In 2018, Dr. Mahendra Kumar Mishra, a noted tribal folklorist, documented the Pardhi Ramkatha from a noted Singer Smt Kumari Devi from Belsonda village of Mahasamund District of Chhattisgarh. Besides, they have abundant knowledge of forest ecology culture and the local technology represented in their first narratives. Pardhi people are still waiting for their land rights and are still depending on fast-vanishing forests.

== Criminal Branding ==
Pardhis were prolific hunters. They were experts in ancient weaponry like Bows & arrows, swords and hunting traps. This made them highly efficient in guerrilla warfare. They were a nuisance for the British Empire along with other 150 Tribes of India who participated in 1857 revolt. There were numerous other revolts against British by these tribal communities. To keep these tribal communities in check, British Brought the Criminal Tribes Act and branded these tribes as criminals from birth. The criminal branding of the tribe goes back to 1871 after the British passed the "Criminal Tribes Act". About a hundred and fifty tribes were branded as criminal, and the police were given sweeping powers to arrest them and watch over their movements.

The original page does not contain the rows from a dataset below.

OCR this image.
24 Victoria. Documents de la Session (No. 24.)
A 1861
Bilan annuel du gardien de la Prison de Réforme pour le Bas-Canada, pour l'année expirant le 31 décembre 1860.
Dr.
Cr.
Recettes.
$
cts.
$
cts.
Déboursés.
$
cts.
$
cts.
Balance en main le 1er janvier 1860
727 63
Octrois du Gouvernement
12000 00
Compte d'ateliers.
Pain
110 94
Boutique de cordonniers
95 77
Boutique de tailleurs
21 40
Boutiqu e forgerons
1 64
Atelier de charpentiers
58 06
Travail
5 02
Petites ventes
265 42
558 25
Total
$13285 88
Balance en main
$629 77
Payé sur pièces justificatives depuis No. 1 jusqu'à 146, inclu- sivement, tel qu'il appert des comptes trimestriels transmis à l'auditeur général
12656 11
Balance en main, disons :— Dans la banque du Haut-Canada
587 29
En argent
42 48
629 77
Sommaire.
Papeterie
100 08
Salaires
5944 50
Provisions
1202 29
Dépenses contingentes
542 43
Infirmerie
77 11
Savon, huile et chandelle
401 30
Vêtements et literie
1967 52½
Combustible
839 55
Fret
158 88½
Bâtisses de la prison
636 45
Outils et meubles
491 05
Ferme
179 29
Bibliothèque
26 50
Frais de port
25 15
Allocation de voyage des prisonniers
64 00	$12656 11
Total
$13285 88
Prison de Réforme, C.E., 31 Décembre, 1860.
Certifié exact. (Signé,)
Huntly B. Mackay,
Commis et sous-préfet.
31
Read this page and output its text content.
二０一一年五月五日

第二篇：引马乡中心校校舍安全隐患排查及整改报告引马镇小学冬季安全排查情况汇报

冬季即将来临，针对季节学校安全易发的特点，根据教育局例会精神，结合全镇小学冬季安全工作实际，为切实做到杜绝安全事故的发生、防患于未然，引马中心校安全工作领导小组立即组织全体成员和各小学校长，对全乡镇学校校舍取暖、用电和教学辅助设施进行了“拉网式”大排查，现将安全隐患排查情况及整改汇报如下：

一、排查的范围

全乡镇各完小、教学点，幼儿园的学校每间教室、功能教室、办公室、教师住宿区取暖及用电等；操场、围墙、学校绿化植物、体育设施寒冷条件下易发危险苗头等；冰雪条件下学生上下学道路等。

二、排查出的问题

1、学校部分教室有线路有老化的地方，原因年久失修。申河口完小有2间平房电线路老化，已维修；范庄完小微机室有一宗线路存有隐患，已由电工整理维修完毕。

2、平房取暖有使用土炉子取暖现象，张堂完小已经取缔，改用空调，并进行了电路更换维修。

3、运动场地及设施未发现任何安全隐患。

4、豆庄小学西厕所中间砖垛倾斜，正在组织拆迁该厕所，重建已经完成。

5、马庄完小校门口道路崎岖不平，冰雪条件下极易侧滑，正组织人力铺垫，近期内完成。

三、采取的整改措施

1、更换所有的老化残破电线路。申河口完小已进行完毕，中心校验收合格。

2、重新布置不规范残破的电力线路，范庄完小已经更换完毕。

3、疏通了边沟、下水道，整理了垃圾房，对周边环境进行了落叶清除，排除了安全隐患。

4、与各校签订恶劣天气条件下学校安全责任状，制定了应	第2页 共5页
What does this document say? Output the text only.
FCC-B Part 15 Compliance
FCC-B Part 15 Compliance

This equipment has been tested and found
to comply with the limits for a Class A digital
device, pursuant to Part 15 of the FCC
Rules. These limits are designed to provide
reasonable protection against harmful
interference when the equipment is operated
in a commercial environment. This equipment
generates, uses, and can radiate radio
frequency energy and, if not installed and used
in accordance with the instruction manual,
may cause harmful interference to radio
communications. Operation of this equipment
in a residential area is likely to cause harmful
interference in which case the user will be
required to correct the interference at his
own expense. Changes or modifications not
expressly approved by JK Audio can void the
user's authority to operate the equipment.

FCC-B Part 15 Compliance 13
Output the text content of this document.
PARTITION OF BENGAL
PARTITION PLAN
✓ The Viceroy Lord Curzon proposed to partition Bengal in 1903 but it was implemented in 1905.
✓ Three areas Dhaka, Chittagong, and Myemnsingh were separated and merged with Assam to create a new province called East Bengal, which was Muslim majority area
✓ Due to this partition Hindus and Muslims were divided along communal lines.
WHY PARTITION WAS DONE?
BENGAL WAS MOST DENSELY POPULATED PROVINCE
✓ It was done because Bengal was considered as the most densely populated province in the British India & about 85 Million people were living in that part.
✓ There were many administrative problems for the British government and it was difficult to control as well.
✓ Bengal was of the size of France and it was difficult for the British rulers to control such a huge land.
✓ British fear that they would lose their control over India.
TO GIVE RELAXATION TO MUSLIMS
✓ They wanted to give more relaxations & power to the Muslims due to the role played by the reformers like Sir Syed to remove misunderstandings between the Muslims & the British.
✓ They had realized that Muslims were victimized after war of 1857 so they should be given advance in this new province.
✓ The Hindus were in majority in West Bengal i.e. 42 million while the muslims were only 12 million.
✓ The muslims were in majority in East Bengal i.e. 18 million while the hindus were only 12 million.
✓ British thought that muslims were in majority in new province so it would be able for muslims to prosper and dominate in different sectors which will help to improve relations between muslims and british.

T. V. Stephens, a British officer at that time quoted:

"... people from time immemorial have been pursuing the caste system defined job-positions: weaving, carpentry and such were hereditary jobs. So there must have been hereditary criminals also who pursued their forefathers’ profession."

Volume XII of the 1880 Bombay Presidency Gazette has further comments about the group stating:

"They are still fond of hunting and poaching and have not got rid of their turn for thieving.... The Phase Pardhi [a sub-tribe] is nearly always ragged and dirty, walking with a sneaking gait."

In 1952, the tribe was denotified as "criminal" and named as a nomadic tribe. However this has not changed the public perception of the tribe, and they continue to be stigmatized and live as outcasts, further aggravating their economic hardships.

Another Paradhi tribe called the Gav-Paradhi, settled primarily in the Amravati District Maharashtra, escaped the label of 'criminal tribe' as they were mostly agriculturalists.

==Discrimination==
Public pressure often prevents the nomadic community from settling in villages.

Nowadays, most of the settled Pardhis practice agriculture due to the strict imposition of the ban on hunting and poaching. The nomads go door to door to sell inexpensive items, handicrafts, or food items. A major portion of the child beggars of Mumbai belong to the Pardhi community. Stigma coupled with the lack of education has essentially crippled the community.